Getting started with Jetpack Boost
To get started, simply install Jetpack Boost from the WordPress Plugins page (it’s free).
Once the tool is activated, select Boost from the Jetpack tab on the left-hand side of your dashboard.
You’ll now see a performance score for your site on mobile and desktop devices.
Frequently asked questions
Below are some frequently asked questions and answers about CLS on WordPress that may be useful as you dive in.
What is a good CLS score?
Anything below 0.1 is considered a good CLS score.
This number is the difference between the original loading site and the final placement of an element. The score is cumulative, meaning it uses multiple instances from different elements.
Scores between 0.1 and 0.25 are considered okay and need improvement. Any scores above 0.25 are poor. They suggest that CLS is negatively impacting the usability of your site.
What if a layout shift is unavoidable?
Sometimes, a layout shift may be unavoidable due to a lack of knowledge or simply the nature of an element on your page. Don’t worry!
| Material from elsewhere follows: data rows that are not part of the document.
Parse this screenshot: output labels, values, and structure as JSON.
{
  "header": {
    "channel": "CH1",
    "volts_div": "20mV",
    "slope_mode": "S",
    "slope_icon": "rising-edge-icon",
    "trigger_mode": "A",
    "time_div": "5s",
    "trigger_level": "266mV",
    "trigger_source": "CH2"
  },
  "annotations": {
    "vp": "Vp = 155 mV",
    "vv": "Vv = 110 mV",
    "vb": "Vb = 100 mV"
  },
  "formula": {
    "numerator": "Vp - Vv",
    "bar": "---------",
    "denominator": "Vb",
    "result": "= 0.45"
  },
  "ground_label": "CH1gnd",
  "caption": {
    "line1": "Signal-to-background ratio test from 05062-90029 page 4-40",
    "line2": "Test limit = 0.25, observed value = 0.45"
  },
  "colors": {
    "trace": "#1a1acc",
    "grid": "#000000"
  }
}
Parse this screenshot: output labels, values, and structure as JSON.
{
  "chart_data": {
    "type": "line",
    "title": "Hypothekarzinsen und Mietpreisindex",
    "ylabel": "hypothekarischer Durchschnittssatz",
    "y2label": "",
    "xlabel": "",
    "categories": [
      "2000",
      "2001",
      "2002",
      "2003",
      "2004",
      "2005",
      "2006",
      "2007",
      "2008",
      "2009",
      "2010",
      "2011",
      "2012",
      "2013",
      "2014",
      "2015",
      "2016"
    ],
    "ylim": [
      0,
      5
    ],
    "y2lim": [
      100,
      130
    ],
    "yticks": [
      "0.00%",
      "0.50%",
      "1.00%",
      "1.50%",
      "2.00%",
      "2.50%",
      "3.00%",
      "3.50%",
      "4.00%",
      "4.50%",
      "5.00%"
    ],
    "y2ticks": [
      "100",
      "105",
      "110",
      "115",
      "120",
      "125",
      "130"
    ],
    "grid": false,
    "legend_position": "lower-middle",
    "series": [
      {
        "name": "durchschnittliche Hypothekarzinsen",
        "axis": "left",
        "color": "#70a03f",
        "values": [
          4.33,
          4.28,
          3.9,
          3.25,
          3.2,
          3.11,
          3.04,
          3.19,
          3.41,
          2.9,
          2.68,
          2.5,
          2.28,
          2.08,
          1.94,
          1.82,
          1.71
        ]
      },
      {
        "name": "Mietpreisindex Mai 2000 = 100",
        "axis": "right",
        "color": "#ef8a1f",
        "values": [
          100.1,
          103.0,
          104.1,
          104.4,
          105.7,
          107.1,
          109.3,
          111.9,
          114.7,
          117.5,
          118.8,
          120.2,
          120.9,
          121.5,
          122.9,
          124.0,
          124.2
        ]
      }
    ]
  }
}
A few layout shifts here and there shouldn’t significantly impact your site. After all, CLS is a rating compiled from the entirety of the page. Even if your score isn’t a flat zero, a few minor instances can still give you a good overall rating.
Shifts may simply not be possible to solve on some pages. Again, a minor blemish on your site’s overall UX shouldn’t be a major cause for concern.
Do user interactions affect Cumulative Layout Shift?
No! User activity that triggers layout shift is believed to impact CLS less and not register if the result loads quickly after the action. Requiring a user action before loading variable content can actually be a helpful trick to help avoid CLS in some situations.
For instance, say you use dynamically-injected content to load a map of nearby stores for visitors. If this happens automatically, the time to pull the user’s location data and load the map could cause a layout shift. But if there’s a button that the user must click to load the map, this interaction will prevent the layout shifts from affecting the page’s CLS score.
Improve Cumulative Layout Shift on WordPress
Now that you know how to fix Cumulative Layout Shift (CLS) on WordPress and how to measure it, you can improve your website’s SEO and UX. Reducing shifts will make navigating your website more pleasant for visitors and should also boost your rankings on the search engine results pages.
To minimize your CLS score, remember to:
- Install a core web vitals plugin like Jetpack Boost.
- Set dimensions for images, videos, ads, and other embedded content.
- Host web fonts locally and preload them.
- Set placeholders for dynamically-injected content.
- Use the Happy Addons for Elementor plugin for animations.
While Cumulative Layout Shift is just one factor that affects your site’s SEO, it’s also a noticeable UX consideration. A little work can have lasting improvements in your search rankings and the visitor’s experience once they arrive.